Dalle macerie arriva il lamento del commerciante. Il formicaio gli è crollato sopra polverizzando ogni memoria. A settant'anni è un uomo nuovo. Leggero e senza ricordi, schiacciato da tre piani di fatiscenza. Dalle pietre emerge la sua mano e un piede. È salvo dicono i soccorritori, una trave del soffitto crollata sbilenca ha creato un polmone d'aria e di salvezza. Ancora un antro, un nuovo formicaio, comodo e oscuro come la pancia della madre. Ci resterà solo tre ore. Lo tirano fuori fratturato, bianco per la vecchiaia delle polveri, raggrinzito e innocente come un neonato. Nella traversa accanto c'è una bettola rifiorita all'economia della primavera palermitana. É così adiacente  e nello stesso tempo lontana e indifferente allo sventramento della pioggia che i clienti non vedranno mai la mascella sgangulata di vicolo dell'Argenteria, e mai incroceranno la rassegnazione liberatoria del contrabbandiere che ha spostato altrove il cartone delle sigarette per eccesso di sbirri.
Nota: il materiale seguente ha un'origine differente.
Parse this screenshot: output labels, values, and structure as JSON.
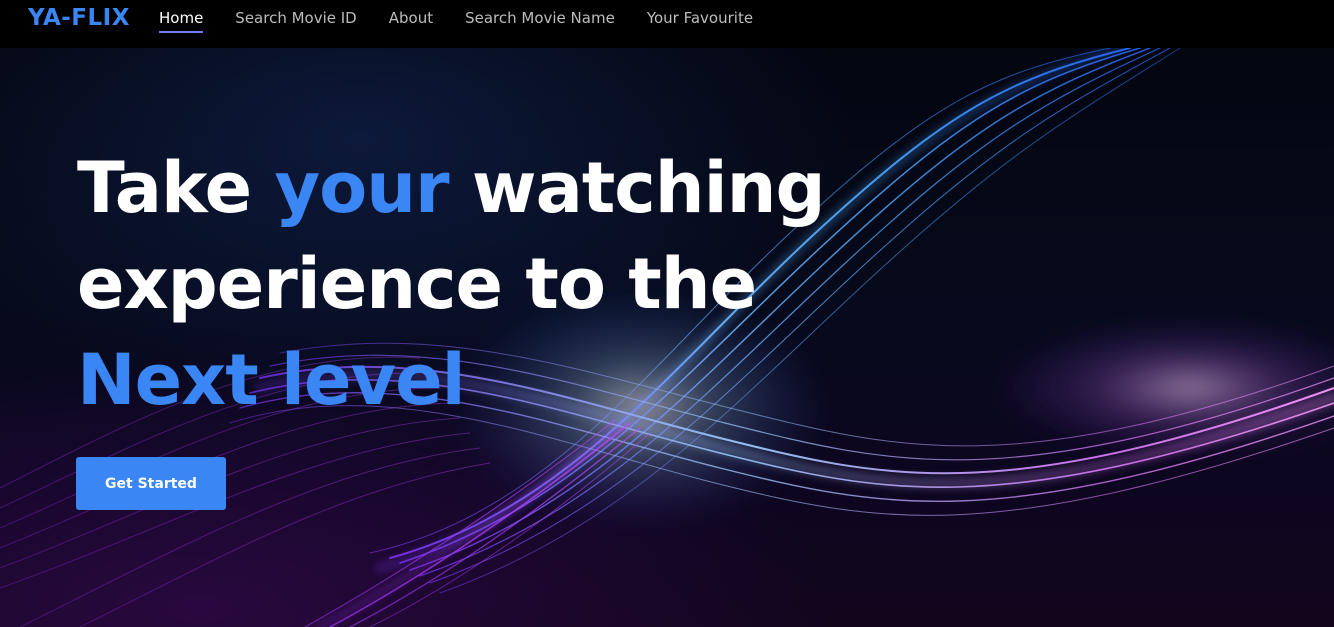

In serata, nelle redazioni dei quattro giornali palermitani arriva un fax dell'ufficio stampa del sindaco. Si congratula con le forze dell'ordine, con i pompieri e i soccorritori per la prontezza e l'efficacia dell'intervento. Ha smesso di piovere. Il cielo adesso è pulito nella città vecchia, quella della Storia.

Nelle periferie cemento e agrumi affondano nel fango, con i cortili ridotti a pantano per giochi di bambini anfibi abbandonati al naufragio e all'affogamento, ma così lontani e separati dalle spiagge e dal mare che potrebbero abitare senza sradicamento città di pianura padana, omologati alla stessa tristezza delle sale giochi dove si attende che spiova nel riflesso a specchio dei video. Da adulti faranno i contrabbandieri.